Yurtdışında okuyan öğrenciler konusunda yazım yayımlanınca genelde 4 farklı konuda tepki alırım:
1) Yurtdışında okumak şart mı? Bizim üniversitelerimiz varken yurtdışında eğitim neden?
2) Yurtdışında özellikle Amerika’da bazı üniversitelere giren mutlaka diploma alıyor. Parayla diploma satılıyor.
3) Yurtdışında eğitimden sadece parası olan ailelerin çocukları yararlanabiliyor. Fırsat eşitliği yok.
4) Yurtdışında iyi eğitim görenler geri gelmiyor. Hemen hepsi yurtdışında kalıyor.
Bu 4 farklı tepkiyi cevaplamaya çalışayım:
- Yurtdışına 4 yıllık lisans eğitimi için gitmek şart değil. Yurtdışındaki, özellikle Amerikan üniversitelerindeki lisans eğitimi genel kültür eğitimi seviyesindedir. Lisansüstü eğitimin altyapısını hazırlayan bir eğitimdir. Bizim (iyi) üniversitelerimiz lisans eğitimi vermede daha da başarılıdır.
Eğer öğrencinin yabancı dil sorunu yoksa, lisansüstü (mastır ve doktora dereceleri için) yabancı üniversiteye gitmesi daha iyi olur. Yabancı üniversiteler (özellikle Amerika’daki iyi üniversiteler) lisansüstünde öğrenciyi uzmanlaştırıyor. Araştırma, geliştirmeye yöneltiyor. Bizin üniversitelerimizin bu imkânları henüz kısıtlı.
İyisi var kötüsü var
- Nasıl bizdeki her üniversite birbirine benzemiyor, iyisi ve kötüsü varsa, yurtdışı üniversitelerin de iyisi var, kötüsü var. Amerika’daki üniversiteleri ikiye ayırabiliriz. (1) Öğrenciden para alarak (2) Öğrenciye para vererek diploma dağıtan üniversiteler. Kötü üniversiteler komisyoncuyla öğrenci topluyor. Yılda 30-45 bin dolar ücret ödeyenler şu veya bu şekilde diploma alıyor. İyi üniversiteler ise lisansüstü programları için dünyanın her köşesinden en parlak öğrencileri bulup davet ediyor. Onlara para ödüyor. Onlar sayesinde üniversitenin ismi parlıyor. Onların araştırmaları sayesinde üniversite para kazanıyor.

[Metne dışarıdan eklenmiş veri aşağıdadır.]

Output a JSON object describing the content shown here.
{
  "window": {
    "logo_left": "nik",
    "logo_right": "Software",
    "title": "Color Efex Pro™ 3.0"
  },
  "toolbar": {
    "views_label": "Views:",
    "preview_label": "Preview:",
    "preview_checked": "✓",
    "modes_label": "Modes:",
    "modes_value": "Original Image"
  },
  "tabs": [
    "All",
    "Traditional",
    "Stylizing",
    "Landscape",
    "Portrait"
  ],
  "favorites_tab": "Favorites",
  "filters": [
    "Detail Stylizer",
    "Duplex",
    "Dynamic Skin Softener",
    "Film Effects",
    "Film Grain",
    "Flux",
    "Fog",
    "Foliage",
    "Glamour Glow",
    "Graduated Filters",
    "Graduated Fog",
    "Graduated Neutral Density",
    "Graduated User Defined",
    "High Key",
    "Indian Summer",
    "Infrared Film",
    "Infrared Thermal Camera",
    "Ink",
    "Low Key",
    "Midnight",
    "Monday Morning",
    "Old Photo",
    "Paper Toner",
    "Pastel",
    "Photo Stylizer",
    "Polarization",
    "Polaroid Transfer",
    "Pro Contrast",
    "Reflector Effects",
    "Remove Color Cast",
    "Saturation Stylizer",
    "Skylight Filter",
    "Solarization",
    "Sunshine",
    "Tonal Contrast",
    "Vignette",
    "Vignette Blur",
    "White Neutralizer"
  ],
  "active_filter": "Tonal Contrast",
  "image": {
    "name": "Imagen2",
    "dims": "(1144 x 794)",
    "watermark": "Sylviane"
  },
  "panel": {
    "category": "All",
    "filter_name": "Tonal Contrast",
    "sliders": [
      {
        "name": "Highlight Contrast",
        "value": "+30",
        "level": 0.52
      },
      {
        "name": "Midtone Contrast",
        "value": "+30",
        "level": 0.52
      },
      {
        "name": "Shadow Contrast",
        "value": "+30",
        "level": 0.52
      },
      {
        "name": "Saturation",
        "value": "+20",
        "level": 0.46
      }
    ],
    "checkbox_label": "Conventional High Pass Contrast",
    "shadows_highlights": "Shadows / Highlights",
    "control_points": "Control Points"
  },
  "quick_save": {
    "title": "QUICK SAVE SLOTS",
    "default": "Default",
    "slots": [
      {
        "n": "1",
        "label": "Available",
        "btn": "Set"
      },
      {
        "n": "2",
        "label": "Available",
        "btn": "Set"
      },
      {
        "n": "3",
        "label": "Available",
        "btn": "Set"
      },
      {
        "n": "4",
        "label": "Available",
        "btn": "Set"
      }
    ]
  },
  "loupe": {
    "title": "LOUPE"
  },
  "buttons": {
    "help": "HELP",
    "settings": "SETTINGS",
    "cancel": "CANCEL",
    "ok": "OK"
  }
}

- Türkiye’de (maalesef) devlet de, varlıklı aileler ve kuruluşlar da başarılı öğrencilerin yurtdışında lisansüstü eğitimlere imkân verecek şekilde burs dağıtmıyor. Üniversitelerdeki genç öğretim üyeleri için bile burs imkânları kısıtlı.
Bizde iyiye talep yok
Fakat günümüzde yabancı fonlar, yabancı üniversiteler, yabancı hükümetler (yabancı dili iyi bilen, iyi öğrencilere) bol miktarda burs dağıtıyor. Bunlar hakkında internetten bilgi almak mümkün. Son birkaç ay içinde bu tür burslardan yararlanan çok sayıda öğrenciyle konuştum.
Anadolu’daki üniversitelerde okuyan çok sayıda öğrenci AB burslarıyla Avrupa ülkelerinde geziniyor. Kısa, orta ve uzun süreli eğitim programlarına katılıyor. Avrupa’nın ve Amerika’nın iyi üniversiteleri çok sayıda lisansüstü burs veriyor. Bunlardan yararlanmak için lisans eğitimi süresince belli bir konuda araştırma ve geliştirmeye yönelmek, üniversitedeki hocaların referansları önem taşıyor.
- Gelelim en hassas ve en üzücü soruya: Bu gençler Türkiye’ye döner mi? Bugüne kadar bir çoğu (maalesef) Türkiye’ye dönmedi.
Bunun nedeni, arz-talep meselesidir. Bizim sadece kamu sektörümüz değil özel sektörümüz de henüz “farklı/kaliteli/üstün” insan istemiyor. “Vasat” insan istiyor. Bizde “yetenek” önemli değil. Çalışanın “bizden olması” önemli. Bahane her zaman aynıdır: “Efendim biz henüz böyle yetenekli gençleri istihdam edecek seviyeye gelemedik. Henüz hazır değiliz”. Ve de bunun sonucu, biz doğurur, büyütür, okutur, yetiştiririz... Sonra ellere hediye ederiz.